Both articles connect to my recent and current interests in the pedagogies of teacher education in that poetry presents a good example of a kind of knowledge that, in its true sense of being poetry (poetry as poetry), is deeply resistant to the commodification that is so prevalent in the GERM-infected education reform movement. Rather than teaching and learning how to deal with indeterminacy and uncertainty in meaning-making, reform tends to pin poetry down into the lowest-level things that can be easily ‘spotted’ and counted. So poetry is a good example of the kind of knowledge that has to be marginalized when short-term, easily-measurable gains in learning are prioritised. Poetry, as such a culturally significant mode of language use, presents considerable problems for reformist notions of teacher development and school improvement. As well as being deviant, it is highly disruptive.

Kate Tempest’s Brand New Ancients: Small heroics, everyday epics

Brand New Ancients – I think now approaching the end of its tour – is a very unusual, ambitious and startling piece. Kate Tempest has put together a long, performed poem, set to music, partly social commentary and satire but with a narrative arc that aspires to epic. Having seen it – and thoroughly enjoyed it – I feel I now need to read it (it was published by Picador last year). Brand New Ancients won the Ted Hughes Poetry Award in 2013.

Kate Tempest: inspiratio
Kate Tempest: inspiratio

The overwhelming power of Brand New Ancients comes from its call not to lose our histories and not to settle for the present. We are at risk of forgetting our myths, says Tempest, not in the sense of grand narratives, as such, but in the sense of losing grand patterns in ordinary narratives. We are making the mistake of believing that ‘the present is all that there is’. The story of the poem concerns two families, the friendship between two boys as they grow up in south-east London, where Tempest herself grew up. The families and friendship have quirks and twists and, at times, there were echoes of Achilles and Patroclus (but that might have just been me). We hear them talk; Tempest has a good ear for dialogue; there are some shocks; plenty of jokes, some nicely filthy. There are other characters and other rhythms. And then at times, we hear a chorus-like voice, more Tempest-as-poet or storyteller but also commenting on the action and urging us to see, in the small details, the mini-triumphs and little tragedies, the underlying dignity and ordinary heroism of the human species. It was, as I said, an extraordinary and ambitious project quite unlike anything I have seen.

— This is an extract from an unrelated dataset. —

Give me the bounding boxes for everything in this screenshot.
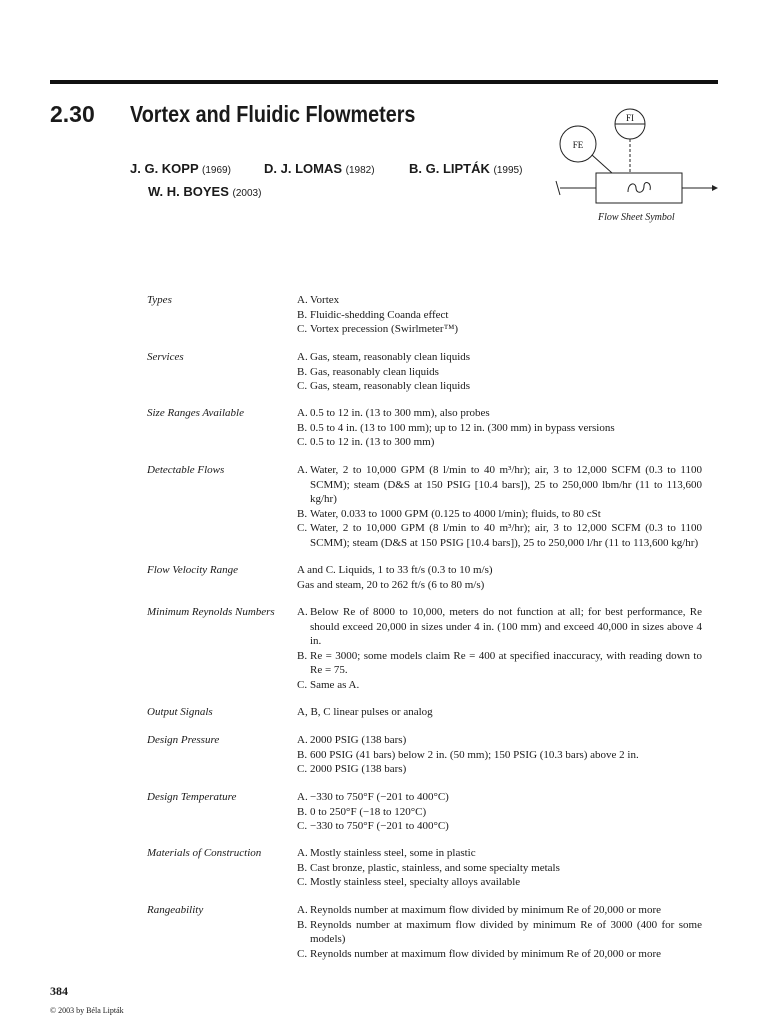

Sometimes Tempest is referred to as a performance poet (rather like John Hegley or Attila the Stockbroker); Brand New Ancients is in an entirely different genre. Perhaps it creates one.

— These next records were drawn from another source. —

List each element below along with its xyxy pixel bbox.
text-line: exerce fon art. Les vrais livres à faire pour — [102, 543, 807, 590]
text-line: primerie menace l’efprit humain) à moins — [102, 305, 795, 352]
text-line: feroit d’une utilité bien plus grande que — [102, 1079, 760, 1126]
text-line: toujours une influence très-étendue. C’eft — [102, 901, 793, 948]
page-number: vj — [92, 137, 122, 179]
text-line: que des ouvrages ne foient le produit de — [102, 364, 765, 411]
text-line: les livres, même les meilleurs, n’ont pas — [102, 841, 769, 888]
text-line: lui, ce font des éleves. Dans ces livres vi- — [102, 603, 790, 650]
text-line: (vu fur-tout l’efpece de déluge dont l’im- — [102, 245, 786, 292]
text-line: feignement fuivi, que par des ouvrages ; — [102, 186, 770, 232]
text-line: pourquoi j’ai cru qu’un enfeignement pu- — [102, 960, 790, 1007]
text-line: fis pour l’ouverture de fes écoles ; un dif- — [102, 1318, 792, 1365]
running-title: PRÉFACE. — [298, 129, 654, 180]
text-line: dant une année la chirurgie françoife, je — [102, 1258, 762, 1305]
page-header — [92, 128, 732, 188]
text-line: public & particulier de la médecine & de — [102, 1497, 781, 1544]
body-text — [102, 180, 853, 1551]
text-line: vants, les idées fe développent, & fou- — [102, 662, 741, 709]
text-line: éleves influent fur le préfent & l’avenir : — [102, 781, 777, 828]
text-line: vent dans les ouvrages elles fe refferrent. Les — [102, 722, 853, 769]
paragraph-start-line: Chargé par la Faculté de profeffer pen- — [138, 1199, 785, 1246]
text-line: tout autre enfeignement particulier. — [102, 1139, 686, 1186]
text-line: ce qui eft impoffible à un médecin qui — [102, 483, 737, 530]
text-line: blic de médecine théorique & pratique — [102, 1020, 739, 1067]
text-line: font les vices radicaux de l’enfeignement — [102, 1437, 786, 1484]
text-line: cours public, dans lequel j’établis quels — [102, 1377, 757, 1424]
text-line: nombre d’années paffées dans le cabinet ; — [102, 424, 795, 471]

It’s also a tour-de-force by Tempest herself. She not only delivers a strong, passionately performed reading of her text but manages to subvert the performer-audience barrier at several points in the show. Whether or not she is actually comfortable on stage, she certainly gives the impression she is and manages to combine intimate, apparently improvised conversation with the audience with the epic storytelling of everyday heroics underscored by violin, cello, tuba (yes tuba, wonderfully played) and drums. The extract below is so worth your while clicking on.

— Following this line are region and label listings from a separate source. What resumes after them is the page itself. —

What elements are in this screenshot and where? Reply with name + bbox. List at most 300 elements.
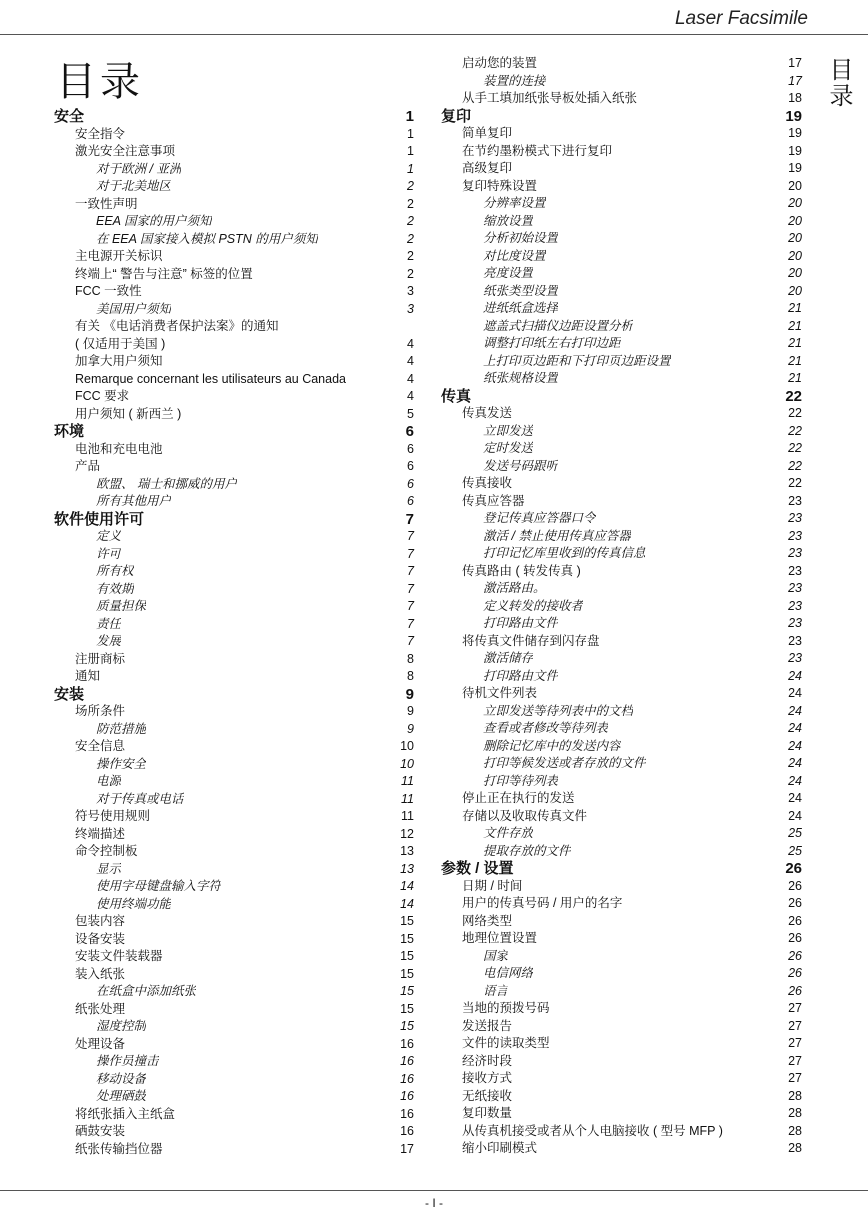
toc-entry-page: 24: [788, 773, 802, 788]
toc-entry[interactable]: [441, 143, 802, 161]
toc-entry-label: EEA 国家的用户须知: [96, 214, 212, 228]
toc-entry-label: 美国用户须知: [96, 301, 172, 316]
toc-entry-label: 查看或者修改等待列表: [483, 721, 609, 735]
toc-entry-label: 对比度设置: [483, 248, 546, 263]
toc-entry-page: 6: [407, 459, 414, 473]
toc-entry-page: 11: [401, 791, 414, 806]
toc-entry[interactable]: [54, 441, 414, 459]
toc-entry-page: 16: [400, 1036, 414, 1051]
toc-entry-label: 处理设备: [75, 1036, 126, 1051]
toc-entry-page: 19: [785, 107, 802, 125]
toc-entry-label: 装入纸张: [75, 966, 126, 981]
toc-entry-label: 电信网络: [483, 966, 534, 980]
toc-entry[interactable]: [441, 283, 802, 301]
side-tab: 目录: [825, 57, 853, 109]
toc-entry-page: 2: [407, 196, 414, 211]
toc-entry[interactable]: [441, 878, 802, 896]
toc-entry-label: 缩放设置: [483, 213, 534, 228]
toc-entry-label: 质量担保: [96, 599, 147, 613]
toc-entry-label: 传真应答器: [462, 493, 525, 508]
toc-entry-label: 对于欧洲 / 亚洲: [96, 161, 182, 176]
toc-entry-page: 28: [788, 1088, 802, 1103]
toc-entry-page: 16: [400, 1089, 414, 1103]
toc-entry[interactable]: [54, 843, 414, 861]
toc-entry[interactable]: [54, 668, 414, 686]
toc-entry[interactable]: [441, 1053, 802, 1071]
toc-entry[interactable]: [441, 248, 802, 266]
toc-entry[interactable]: [54, 808, 414, 826]
toc-entry-label: 当地的预拨号码: [462, 1001, 550, 1015]
toc-entry-label: 在纸盒中添加纸张: [96, 984, 197, 998]
toc-entry-page: 16: [400, 1071, 414, 1086]
toc-entry[interactable]: [54, 283, 414, 301]
toc-entry-label: 加拿大用户须知: [75, 354, 163, 368]
toc-entry[interactable]: [54, 231, 414, 249]
toc-entry-label: 文件的读取类型: [462, 1036, 550, 1050]
toc-entry-label: 用户须知 ( 新西兰 ): [75, 406, 182, 421]
toc-entry[interactable]: [54, 213, 414, 231]
toc-entry-page: 23: [788, 563, 802, 578]
toc-entry-page: 4: [407, 336, 414, 351]
toc-entry[interactable]: [54, 948, 414, 966]
toc-entry[interactable]: [441, 125, 802, 143]
toc-entry[interactable]: [54, 1036, 414, 1054]
toc-entry[interactable]: [441, 318, 802, 336]
toc-entry[interactable]: [54, 1018, 414, 1036]
toc-entry[interactable]: [441, 983, 802, 1001]
toc-entry[interactable]: [54, 1001, 414, 1019]
toc-entry-page: 20: [788, 231, 802, 245]
toc-entry-label: 待机文件列表: [462, 686, 538, 700]
toc-entry[interactable]: [441, 493, 802, 511]
toc-entry[interactable]: [441, 213, 802, 231]
toc-entry[interactable]: [441, 230, 802, 248]
toc-entry[interactable]: [54, 336, 414, 354]
toc-entry-page: 2: [407, 231, 414, 246]
toc-entry-page: 26: [788, 983, 802, 998]
toc-entry-label: 启动您的装置: [462, 56, 538, 70]
toc-entry-page: 26: [788, 878, 802, 893]
toc-entry-label: 提取存放的文件: [483, 843, 571, 858]
toc-entry-page: 23: [788, 616, 802, 630]
toc-entry[interactable]: [441, 703, 802, 721]
toc-entry-page: 24: [788, 721, 802, 735]
toc-entry[interactable]: [441, 965, 802, 983]
toc-entry[interactable]: [441, 685, 802, 703]
toc-entry-label: 传真接收: [462, 476, 513, 490]
toc-entry-page: 7: [407, 616, 414, 631]
toc-entry-label: 责任: [96, 616, 122, 631]
toc-entry-page: 16: [400, 1106, 414, 1121]
toc-entry-label: 软件使用许可: [54, 510, 145, 528]
toc-entry[interactable]: [54, 878, 414, 896]
toc-entry[interactable]: [441, 458, 802, 476]
toc-entry[interactable]: [441, 440, 802, 458]
toc-entry-label: 删除记忆库中的发送内容: [483, 738, 621, 753]
toc-entry[interactable]: [54, 161, 414, 179]
toc-entry-label: 定时发送: [483, 441, 534, 455]
toc-entry-page: 2: [407, 266, 414, 281]
toc-entry[interactable]: [54, 1088, 414, 1106]
toc-entry[interactable]: [441, 1000, 802, 1018]
toc-entry-label: 国家: [483, 948, 509, 963]
toc-entry-label: 复印: [441, 107, 472, 125]
toc-entry[interactable]: [441, 930, 802, 948]
toc-entry[interactable]: [441, 615, 802, 633]
toc-entry[interactable]: [441, 913, 802, 931]
toc-entry-label: ( 仅适用于美国 ): [75, 336, 166, 351]
toc-entry-label: 安全信息: [75, 739, 126, 753]
toc-entry-page: 9: [407, 721, 414, 736]
toc-entry[interactable]: [441, 195, 802, 213]
toc-entry-page: 22: [788, 406, 802, 420]
toc-entry[interactable]: [54, 563, 414, 581]
toc-entry[interactable]: [441, 563, 802, 581]
toc-entry-page: 22: [788, 458, 802, 473]
toc-entry-label: 安全: [54, 108, 85, 125]
toc-entry-page: 23: [788, 598, 802, 613]
toc-entry[interactable]: [54, 721, 414, 739]
footer-divider: [0, 1190, 868, 1191]
toc-entry-label: 许可: [96, 546, 122, 561]
toc-entry-label: 纸张类型设置: [483, 283, 559, 298]
toc-section-heading[interactable]: [441, 108, 802, 126]
toc-entry-label: 立即发送等待列表中的文档: [483, 703, 634, 718]
toc-entry-label: 参数 / 设置: [441, 860, 514, 877]
toc-entry[interactable]: [441, 55, 802, 73]
toc-entry-page: 8: [407, 651, 414, 666]
toc-entry[interactable]: [441, 545, 802, 563]
toc-entry[interactable]: [54, 581, 414, 599]
toc-entry-label: 硒鼓安装: [75, 1124, 126, 1138]
toc-entry-page: 15: [400, 1019, 414, 1033]
toc-entry-page: 1: [407, 161, 414, 176]
toc-entry-page: 20: [788, 178, 802, 193]
toc-entry[interactable]: [441, 755, 802, 773]
toc-entry-label: 传真发送: [462, 406, 513, 420]
toc-entry[interactable]: [441, 773, 802, 791]
toc-entry[interactable]: [54, 266, 414, 284]
toc-entry-page: 24: [788, 686, 802, 700]
toc-entry-page: 25: [788, 843, 802, 858]
toc-entry-page: 24: [788, 668, 802, 683]
toc-entry[interactable]: [441, 895, 802, 913]
toc-entry-label: 对于北美地区: [96, 179, 172, 193]
toc-entry-label: 打印等候发送或者存放的文件: [483, 756, 646, 770]
toc-entry-page: 6: [405, 423, 414, 440]
toc-entry[interactable]: [54, 773, 414, 791]
toc-entry-page: 28: [788, 1123, 802, 1138]
toc-entry-page: 26: [788, 913, 802, 928]
toc-entry[interactable]: [54, 301, 414, 319]
toc-entry[interactable]: [54, 248, 414, 266]
toc-entry-page: 19: [788, 161, 802, 175]
toc-entry-label: 安装: [54, 685, 85, 703]
toc-entry-page: 21: [788, 336, 802, 350]
toc-entry[interactable]: [441, 843, 802, 861]
page-number: - I -: [425, 1196, 443, 1210]
toc-entry[interactable]: [441, 510, 802, 528]
toc-entry-label: FCC 要求: [75, 389, 130, 403]
toc-entry-label: 一致性声明: [75, 196, 138, 211]
toc-entry-label: 欧盟、 瑞士和挪威的用户: [96, 476, 237, 491]
toc-entry[interactable]: [441, 475, 802, 493]
toc-entry-label: 操作安全: [96, 756, 147, 771]
toc-entry-label: 对于传真或电话: [96, 791, 184, 806]
toc-entry[interactable]: [441, 423, 802, 441]
toc-entry-label: 亮度设置: [483, 266, 534, 280]
toc-entry-page: 4: [407, 354, 414, 368]
toc-section-heading[interactable]: [54, 423, 414, 441]
toc-entry-label: 发展: [96, 634, 122, 648]
toc-entry-label: 用户的传真号码 / 用户的名字: [462, 896, 623, 910]
toc-entry-page: 10: [400, 739, 414, 753]
toc-entry-label: 操作员撞击: [96, 1054, 159, 1068]
toc-entry-page: 13: [400, 861, 414, 876]
toc-entry[interactable]: [54, 756, 414, 774]
toc-entry[interactable]: [441, 650, 802, 668]
toc-entry[interactable]: [441, 1123, 802, 1141]
toc-entry-label: 所有其他用户: [96, 494, 172, 508]
toc-entry[interactable]: [441, 1035, 802, 1053]
toc-entry[interactable]: [441, 790, 802, 808]
toc-entry-label: 安全指令: [75, 126, 126, 141]
toc-entry-page: 15: [400, 914, 414, 928]
toc-entry[interactable]: [441, 405, 802, 423]
toc-entry-page: 20: [788, 266, 802, 280]
toc-entry-page: 10: [400, 756, 414, 771]
toc-entry[interactable]: [441, 335, 802, 353]
toc-entry[interactable]: [441, 825, 802, 843]
toc-entry-page: 15: [400, 1001, 414, 1016]
toc-entry-label: 停止正在执行的发送: [462, 791, 575, 805]
toc-entry[interactable]: [441, 178, 802, 196]
toc-entry[interactable]: [54, 126, 414, 144]
toc-entry[interactable]: [54, 528, 414, 546]
toc-entry-page: 14: [400, 896, 414, 911]
toc-section-heading[interactable]: [54, 511, 414, 529]
toc-entry[interactable]: [54, 458, 414, 476]
toc-entry[interactable]: [54, 703, 414, 721]
toc-entry-label: 打印路由文件: [483, 616, 559, 630]
page-title: 目录: [56, 59, 144, 105]
toc-entry[interactable]: [54, 371, 414, 389]
toc-entry-page: 7: [407, 529, 414, 543]
toc-entry-page: 27: [788, 1001, 802, 1015]
toc-entry-label: 定义转发的接收者: [483, 598, 584, 613]
toc-entry[interactable]: [441, 598, 802, 616]
toc-entry[interactable]: [441, 160, 802, 178]
toc-entry-label: Remarque concernant les utilisateurs au Canada: [75, 371, 346, 386]
toc-entry-page: 24: [788, 756, 802, 770]
toc-entry-label: 登记传真应答器口令: [483, 511, 596, 525]
toc-entry-label: 无纸接收: [462, 1088, 513, 1103]
toc-entry-page: 24: [788, 738, 802, 753]
toc-entry-page: 21: [788, 371, 802, 385]
toc-entry-page: 15: [400, 984, 414, 998]
toc-entry-label: 从传真机接受或者从个人电脑接收 ( 型号 MFP ): [462, 1123, 723, 1138]
toc-entry-page: 16: [400, 1124, 414, 1138]
toc-entry[interactable]: [54, 1053, 414, 1071]
toc-entry-label: 通知: [75, 669, 101, 683]
toc-entry-label: 遮盖式扫描仪边距设置分析: [483, 318, 634, 333]
toc-entry-label: 分析初始设置: [483, 231, 559, 245]
toc-entry-page: 1: [407, 126, 414, 141]
toc-entry[interactable]: [441, 73, 802, 91]
toc-entry-page: 22: [788, 423, 802, 438]
toc-entry[interactable]: [54, 388, 414, 406]
toc-entry[interactable]: [54, 1123, 414, 1141]
toc-entry-label: 激活储存: [483, 651, 534, 665]
toc-entry[interactable]: [54, 143, 414, 161]
toc-entry[interactable]: [54, 406, 414, 424]
toc-entry[interactable]: [54, 983, 414, 1001]
toc-entry[interactable]: [54, 353, 414, 371]
toc-entry[interactable]: [54, 913, 414, 931]
toc-section-heading[interactable]: [54, 108, 414, 126]
toc-entry[interactable]: [441, 300, 802, 318]
toc-entry[interactable]: [441, 1140, 802, 1158]
toc-entry-page: 18: [788, 91, 802, 105]
toc-entry-label: 发送报告: [462, 1018, 513, 1033]
toc-entry-page: 23: [788, 546, 802, 560]
toc-entry-page: 23: [788, 493, 802, 508]
toc-section-heading[interactable]: [441, 388, 802, 406]
toc-entry-page: 21: [788, 318, 802, 333]
toc-entry-page: 8: [407, 669, 414, 683]
toc-entry[interactable]: [441, 1070, 802, 1088]
toc-entry-page: 27: [788, 1053, 802, 1068]
toc-entry-label: 简单复印: [462, 126, 513, 140]
toc-entry-label: 在节约墨粉模式下进行复印: [462, 143, 613, 158]
toc-entry-page: 7: [407, 599, 414, 613]
toc-entry-page: 22: [788, 441, 802, 455]
toc-entry-label: 纸张传输挡位器: [75, 1141, 163, 1156]
toc-entry-page: 7: [407, 564, 414, 578]
toc-entry-page: 5: [407, 406, 414, 421]
toc-entry-label: 接收方式: [462, 1071, 513, 1085]
toc-entry-page: 26: [785, 860, 802, 877]
toc-entry[interactable]: [441, 1018, 802, 1036]
toc-entry-label: 将纸张插入主纸盒: [75, 1106, 176, 1121]
toc-entry-label: 湿度控制: [96, 1019, 147, 1033]
toc-entry[interactable]: [441, 1105, 802, 1123]
toc-entry[interactable]: [441, 1088, 802, 1106]
toc-entry[interactable]: [54, 896, 414, 914]
toc-entry-page: 12: [400, 826, 414, 841]
toc-entry[interactable]: [54, 738, 414, 756]
toc-entry-page: 26: [788, 966, 802, 980]
toc-entry[interactable]: [441, 265, 802, 283]
toc-entry[interactable]: [54, 791, 414, 809]
toc-entry-page: 17: [400, 1141, 414, 1156]
toc-entry-page: 1: [405, 108, 414, 125]
toc-entry-label: 高级复印: [462, 161, 513, 175]
toc-entry-page: 26: [788, 931, 802, 945]
toc-entry-label: 复印数量: [462, 1106, 513, 1120]
toc-entry[interactable]: [441, 528, 802, 546]
toc-entry-page: 7: [407, 634, 414, 648]
toc-entry[interactable]: [54, 178, 414, 196]
toc-entry[interactable]: [54, 196, 414, 214]
toc-entry-label: 使用终端功能: [96, 896, 172, 911]
toc-entry-label: 产品: [75, 459, 101, 473]
toc-entry[interactable]: [54, 651, 414, 669]
toc-entry-label: 语言: [483, 983, 509, 998]
toc-entry[interactable]: [54, 616, 414, 634]
toc-entry[interactable]: [441, 720, 802, 738]
toc-entry-page: 11: [401, 774, 414, 788]
toc-entry-page: 27: [788, 1071, 802, 1085]
toc-entry[interactable]: [54, 493, 414, 511]
toc-entry-page: 6: [407, 494, 414, 508]
toc-entry-page: 9: [407, 704, 414, 718]
toc-section-heading[interactable]: [441, 860, 802, 878]
toc-entry[interactable]: [441, 633, 802, 651]
toc-entry-label: 环境: [54, 423, 85, 440]
toc-entry[interactable]: [54, 546, 414, 564]
toc-entry-label: 激活 / 禁止使用传真应答器: [483, 528, 631, 543]
toc-entry[interactable]: [54, 1071, 414, 1089]
toc-entry-page: 17: [788, 56, 802, 70]
toc-entry[interactable]: [54, 826, 414, 844]
toc-entry[interactable]: [54, 1141, 414, 1159]
toc-entry-page: 20: [788, 213, 802, 228]
toc-entry[interactable]: [441, 370, 802, 388]
toc-entry[interactable]: [54, 633, 414, 651]
toc-entry-label: 打印等待列表: [483, 773, 559, 788]
toc-entry-label: 存储以及收取传真文件: [462, 808, 588, 823]
toc-entry-label: 设备安装: [75, 931, 126, 946]
toc-entry[interactable]: [54, 598, 414, 616]
toc-entry[interactable]: [54, 318, 414, 336]
toc-entry-label: 纸张处理: [75, 1001, 126, 1016]
toc-entry[interactable]: [441, 738, 802, 756]
toc-entry[interactable]: [441, 948, 802, 966]
toc-entry[interactable]: [54, 1106, 414, 1124]
toc-entry[interactable]: [54, 931, 414, 949]
toc-entry-label: 电池和充电电池: [75, 441, 163, 456]
toc-entry-page: 7: [407, 546, 414, 561]
toc-entry[interactable]: [441, 90, 802, 108]
toc-entry[interactable]: [441, 808, 802, 826]
toc-entry-page: 17: [788, 73, 802, 88]
toc-entry-label: 场所条件: [75, 704, 126, 718]
toc-entry-page: 7: [405, 510, 414, 528]
toc-entry-page: 23: [788, 581, 802, 595]
toc-entry[interactable]: [54, 476, 414, 494]
toc-entry-label: 防范措施: [96, 721, 147, 736]
toc-section-heading[interactable]: [54, 686, 414, 704]
toc-entry-page: 22: [785, 387, 802, 405]
toc-entry-page: 2: [407, 249, 414, 263]
toc-entry[interactable]: [441, 580, 802, 598]
toc-entry-label: 有效期: [96, 581, 134, 596]
toc-entry[interactable]: [441, 353, 802, 371]
toc-entry-page: 3: [407, 284, 414, 298]
toc-entry-page: 28: [788, 1141, 802, 1155]
toc-entry-label: 复印特殊设置: [462, 178, 538, 193]
toc-entry[interactable]: [54, 861, 414, 879]
toc-entry-label: FCC 一致性: [75, 284, 142, 298]
toc-entry-page: 4: [407, 371, 414, 386]
toc-entry[interactable]: [54, 966, 414, 984]
toc-entry-page: 3: [407, 301, 414, 316]
toc-entry-page: 28: [788, 1106, 802, 1120]
toc-entry-page: 15: [400, 949, 414, 963]
toc-entry[interactable]: [441, 668, 802, 686]
header-title: Laser Facsimile: [674, 8, 808, 29]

Brand New Ancients is brilliant and I am sure it will live its own life beyond Tempest’s performance. Kate Tempest has huge amount to offer poetry in the years ahead – not in the trivial sense of ‘making poetry cool’ or appropriately regionally accented but in coming up with new genres and forms of poetry that fuse classical and contemporary modes and speak to a wide audience. Brand new and ancient, indeed.